Para el autor de investigaciones como Jefe de jefes. Corridos y narcocultura en México o Nosotros: arte, cultura e identidad en la frontera México-Estados Unidos es necesario entender que el pueblo mexicano-chicano es parte de nuestro tiempo, no representa solo al pasado: a mediados del siglo XXI, la comunidad latina será la primera minoría en la Unión Americana, con alrededor de 132 millones, la gran mayoría de ellos mexicanos.
"Y de ahí fue construyendo elementos de una resistencia y de un sentimiento de orgullo. Más allá de lo que fuera esa feroz discriminación en la segunda mitad del siglo XIX, el pueblo mexicano-chicano no solo construye desde el arte y la cultura formas de resistencia; sino también figuras que son arquetipos de la resistencia, al estilo de los héroes populares, que algunos llaman bandoleros sociales".
Luchas culturales
La literatura chicana se mantiene activa en la actualidad, al igual que las artes plásticas, en especial el muralismo, por lo cual no solo debemos hablar de un florecimiento de la cultura mexicano-chicana, sino que la invención cultural ha sido uno de los grandes ejes de una resistencia social de más de siglo y medio de existencia, en palabras de Valenzuela Arce.
"Deberíamos de estar más atentos y comprender mejor lo que ha venido haciendo a lo largo de muchas décadas esta población, cuyo principal elemento de discriminación ha sido por su raíz cultural y su idioma", a decir del investigador de El Colegio de la Frontera Norte (Colef).
Si bien en la actualidad habitan alrededor de 55 millones de latinos en la Unión Americana, un gran número de ellos mexicanos, uno de los ejes de las relaciones culturales tienen su centro... en la frontera, "pues mucho de la literatura chicana tiene su razón de ser en esa franja", en palabras de Francisco Lomelí, especialista en literatura chicana y latinoamericana, con un doctorado en la Universidad de Nuevo México, en Alburquerque.

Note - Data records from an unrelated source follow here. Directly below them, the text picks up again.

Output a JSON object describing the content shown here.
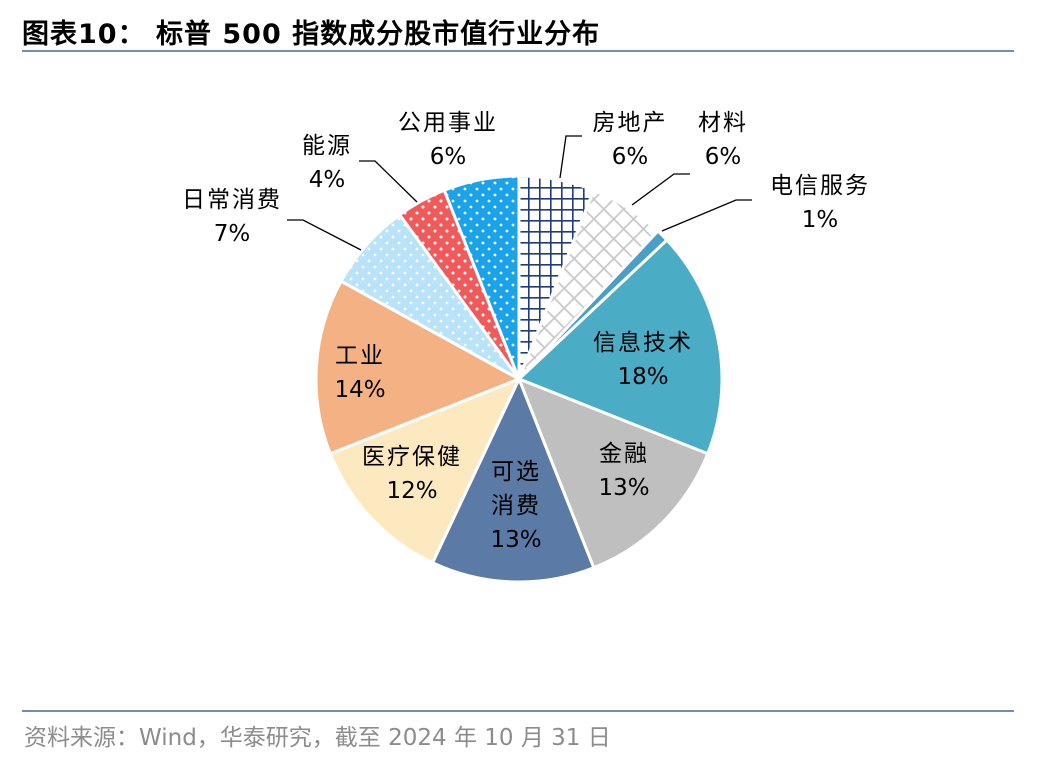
{
  "title": "图表10：  标普 500 指数成分股市值行业分布",
  "source": "资料来源：Wind，华泰研究，截至 2024 年 10 月 31 日",
  "colors": {
    "rule": "#6f8fb0",
    "source_text": "#8c8c8c"
  },
  "chart_data": {
    "type": "pie",
    "unit": "%",
    "slices": [
      {
        "label": "房地产",
        "value": 6,
        "value_label": "6%",
        "color": "#1f3d7a",
        "pattern": "grid-dark"
      },
      {
        "label": "材料",
        "value": 6,
        "value_label": "6%",
        "color": "#bfbfbf",
        "pattern": "grid-light"
      },
      {
        "label": "电信服务",
        "value": 1,
        "value_label": "1%",
        "color": "#4a9fca",
        "pattern": "solid"
      },
      {
        "label": "信息技术",
        "value": 18,
        "value_label": "18%",
        "color": "#4bacc6",
        "pattern": "solid"
      },
      {
        "label": "金融",
        "value": 13,
        "value_label": "13%",
        "color": "#bfbfbf",
        "pattern": "solid"
      },
      {
        "label": "可选消费",
        "value": 13,
        "value_label": "13%",
        "color": "#5b7aa6",
        "pattern": "solid"
      },
      {
        "label": "医疗保健",
        "value": 12,
        "value_label": "12%",
        "color": "#fde9c0",
        "pattern": "solid"
      },
      {
        "label": "工业",
        "value": 14,
        "value_label": "14%",
        "color": "#f4b183",
        "pattern": "solid"
      },
      {
        "label": "日常消费",
        "value": 7,
        "value_label": "7%",
        "color": "#b9e3f8",
        "pattern": "dots-light"
      },
      {
        "label": "能源",
        "value": 4,
        "value_label": "4%",
        "color": "#f05a5a",
        "pattern": "dots-red"
      },
      {
        "label": "公用事业",
        "value": 6,
        "value_label": "6%",
        "color": "#1aa3e8",
        "pattern": "dots-blue"
      }
    ],
    "start_angle_deg": 0,
    "direction": "clockwise",
    "legend": "none"
  }
}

"Se trata de un pueblo que, por lo general, es de origen modesto, de clase trabajadora, con ética de inmigrante, cuya necesidad los lleva a ser ingeniosos para sobrevivir en un ambiente que en muchos momentos de su historia se ha caracterizado por el hostigamiento, la discriminación en las escuelas o en los sectores laborales y el racismo institucionalizado".
Desde su perspectiva, la generación Ñ se afirma con mayor confianza como bilingüe y bicultural, como transmisora de valores culturales y como el grupo más apto a aceptar diferencias y, de esa manera, promover "lo que el artista Guillermo Gómez-Peña califica como new world border (la nueva frontera mundial): el sincretismo y la interculturalidad, a fin de crear una ética sin fronteras".